New Title IX policy includes cross-examination during hearing, required by federal regulations

The policy includes more legalistic procedures than MIT’s pre-existing policy

MIT has released a new Title IX Sexual Harassment policy in response to new regulations from the Department of Education (ED), effective Aug. 14. 

The new procedure, in compliance with federal regulations, requires that formal Title IX complaints be addressed in a live hearing, chaired by outside legal professionals and including cross-examinations of the complainant, respondent, and witnesses. Statements of parties or witnesses who do not submit to cross-examination may not be relied on by the hearing panel.

Vice President for Human Resources Ramona Allen, Chancellor Cynthia Barnhart PhD ’88, and Provost Martin Schmidt ’88 wrote in an email to the MIT community that the new policy is in line with the ED’s “more narrow definition of sexual harassment.” Behaviors in violation of MIT’s sexual harassment policy that do not fit into the ED’s definition will continue to be addressed through MIT’s pre-existing procedures. 

Allen, Barnhart, and Schmidt also wrote that legal professionals will “make evidentiary rulings during cross-examination” and help write a “detailed determination letter required by the regulations.” 

MIT’s pre-existing procedures for hearings do not include live cross-examination and are chaired by members of the Committee on Discipline’s sexual misconduct subcommittee, without the involvement of outside professionals.

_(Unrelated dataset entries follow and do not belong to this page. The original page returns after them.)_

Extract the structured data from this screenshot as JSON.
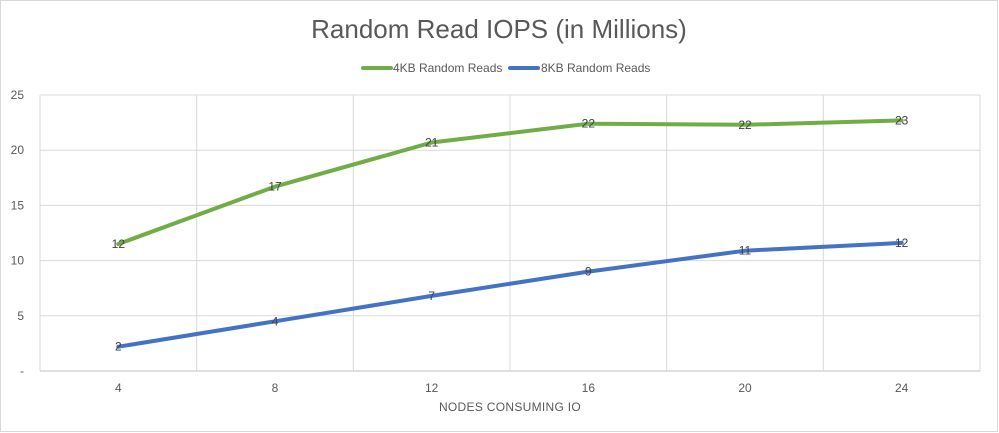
{
  "chart_data": {
    "type": "line",
    "title": "Random Read IOPS (in Millions)",
    "xlabel": "NODES CONSUMING IO",
    "ylabel": "",
    "x": [
      4,
      8,
      12,
      16,
      20,
      24
    ],
    "x_tick_labels": [
      "4",
      "8",
      "12",
      "16",
      "20",
      "24"
    ],
    "y_tick_labels": [
      "-",
      "5",
      "10",
      "15",
      "20",
      "25"
    ],
    "ylim": [
      0,
      25
    ],
    "grid": true,
    "legend_position": "top",
    "series": [
      {
        "name": "4KB Random Reads",
        "color": "#70ad47",
        "values": [
          11.5,
          16.7,
          20.7,
          22.4,
          22.3,
          22.7
        ],
        "labels": [
          "12",
          "17",
          "21",
          "22",
          "22",
          "23"
        ]
      },
      {
        "name": "8KB Random Reads",
        "color": "#4472c4",
        "values": [
          2.2,
          4.5,
          6.8,
          9.0,
          10.9,
          11.6
        ],
        "labels": [
          "2",
          "4",
          "7",
          "9",
          "11",
          "12"
        ]
      }
    ]
  }
}
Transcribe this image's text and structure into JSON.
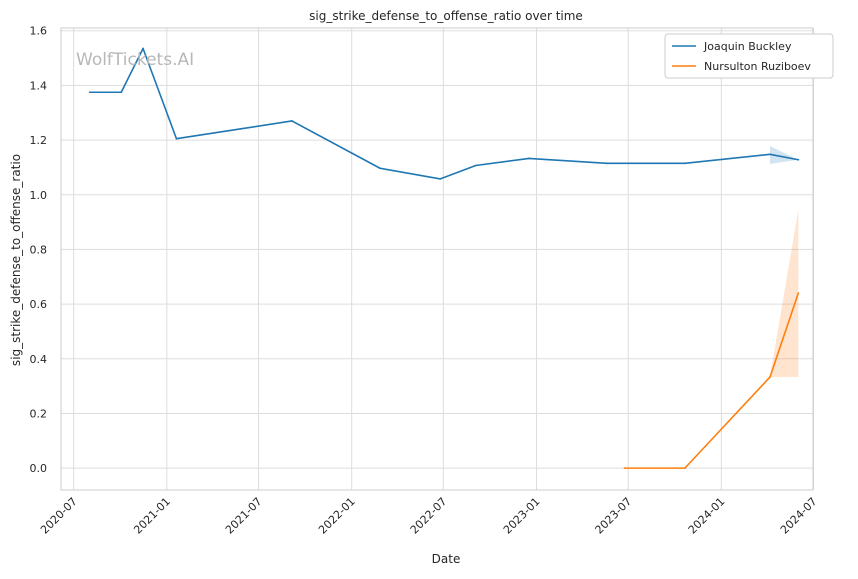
{
  "chart_data": {
    "type": "line",
    "title": "sig_strike_defense_to_offense_ratio over time",
    "xlabel": "Date",
    "ylabel": "sig_strike_defense_to_offense_ratio",
    "watermark": "WolfTickets.AI",
    "xlim": [
      "2020-06-06",
      "2024-06-30"
    ],
    "ylim": [
      -0.08,
      1.61
    ],
    "x_ticks": [
      "2020-07",
      "2021-01",
      "2021-07",
      "2022-01",
      "2022-07",
      "2023-01",
      "2023-07",
      "2024-01",
      "2024-07"
    ],
    "y_ticks": [
      "0.0",
      "0.2",
      "0.4",
      "0.6",
      "0.8",
      "1.0",
      "1.2",
      "1.4",
      "1.6"
    ],
    "y_tick_values": [
      0.0,
      0.2,
      0.4,
      0.6,
      0.8,
      1.0,
      1.2,
      1.4,
      1.6
    ],
    "grid": true,
    "legend_position": "top-right",
    "series": [
      {
        "name": "Joaquin Buckley",
        "color": "#1f77b4",
        "points": [
          {
            "date": "2020-08-02",
            "y": 1.375
          },
          {
            "date": "2020-10-03",
            "y": 1.375
          },
          {
            "date": "2020-11-15",
            "y": 1.535
          },
          {
            "date": "2021-01-20",
            "y": 1.205
          },
          {
            "date": "2021-09-05",
            "y": 1.27
          },
          {
            "date": "2022-02-26",
            "y": 1.097
          },
          {
            "date": "2022-06-25",
            "y": 1.058
          },
          {
            "date": "2022-09-03",
            "y": 1.107
          },
          {
            "date": "2022-12-17",
            "y": 1.133
          },
          {
            "date": "2023-05-20",
            "y": 1.115
          },
          {
            "date": "2023-10-21",
            "y": 1.115
          },
          {
            "date": "2024-04-06",
            "y": 1.148
          },
          {
            "date": "2024-06-01",
            "y": 1.128
          }
        ],
        "band": [
          {
            "date": "2024-04-06",
            "low": 1.113,
            "high": 1.178
          },
          {
            "date": "2024-06-01",
            "low": 1.128,
            "high": 1.128
          }
        ]
      },
      {
        "name": "Nursulton Ruziboev",
        "color": "#ff7f0e",
        "points": [
          {
            "date": "2023-06-24",
            "y": 0.0
          },
          {
            "date": "2023-10-21",
            "y": 0.0
          },
          {
            "date": "2024-04-06",
            "y": 0.333
          },
          {
            "date": "2024-06-01",
            "y": 0.64
          }
        ],
        "band": [
          {
            "date": "2024-04-06",
            "low": 0.333,
            "high": 0.333
          },
          {
            "date": "2024-06-01",
            "low": 0.333,
            "high": 0.945
          }
        ]
      }
    ]
  }
}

Jackie Valeri G, chair of the messaging and partnerships branch of the Title IX Student Advisory Committee (TIXSAC), said in an interview with The Tech that the old system will be kept so that “not all cases at MIT go through this stricter system” with “a judge-like figure” and where “people are required to have advisors provided to them by the school to conduct cross examination during the hearing.”

Molly Bird G, member of the committee tasked with reviewing the Institute’s policies and TIXSAC member, said in an interview with The Tech that the new, more legalistic procedure may “scare people away from reporting, so we want to keep the current process, which, in theory has lower barrier to entry.”

The new regulations apply to cases of sexual misconduct categorized under Title IX Sexual Harassment. The Institute Discrimination and Harassment Response (IDHR) office’s website describes these as cases where an MIT employee “conditions the provision of an aid, benefit, or service of MIT on” participation “in unwelcome sexual conduct”; where unwelcome conduct is considered “to be so severe, pervasive, and objectively offensive that if effectively denies a person equal access to MIT’s education”; or where sexual assault, dating violence, domestic violence, or stalking take place as defined by federal law.

Additionally, the conduct must occur in an education program or activity controlled by MIT and must take place in the U.S. When filing the formal complaint, the complainant must be participating in activity at MIT.

Secretary of Education Betsy DeVos passed the new regulations in May, and the ED required universities to update their policies by Aug. 14 to comply with federal law. At the time, the Institute charged a committee chaired by Professor Andrew Whittle ScD ’87 and Professor Munther Dahleh to advise the creation of new policies.

Bird said that these policies are interim measures following the regulations and that the “plan is to keep evaluating our policies.”

Bianca Lepe G, member of the committee and TIXSAC member, said in an interview with The Tech that there are lawsuits against the ED around the new regulations and that it is possible they will affect the policies in the upcoming semester.

The regulations were criticized by advocacy groups, including the National Women’s Law Center and the American Civil Liberties Union, for their strict definition of sexual harassment, legalistic requirements, and requirement of cross-examination during hearings.

Valeri said that “even though the regulations have changed, there’s nothing too small to go to IDHR for, and there’s a lot of informal remedies that IDHR can provide.” Lepe added that IDHR does not “move forward on any trajectory involving the student unless the student agrees.”

Update 8/25/20: This article was updated to include quotes from members of TIXSAC.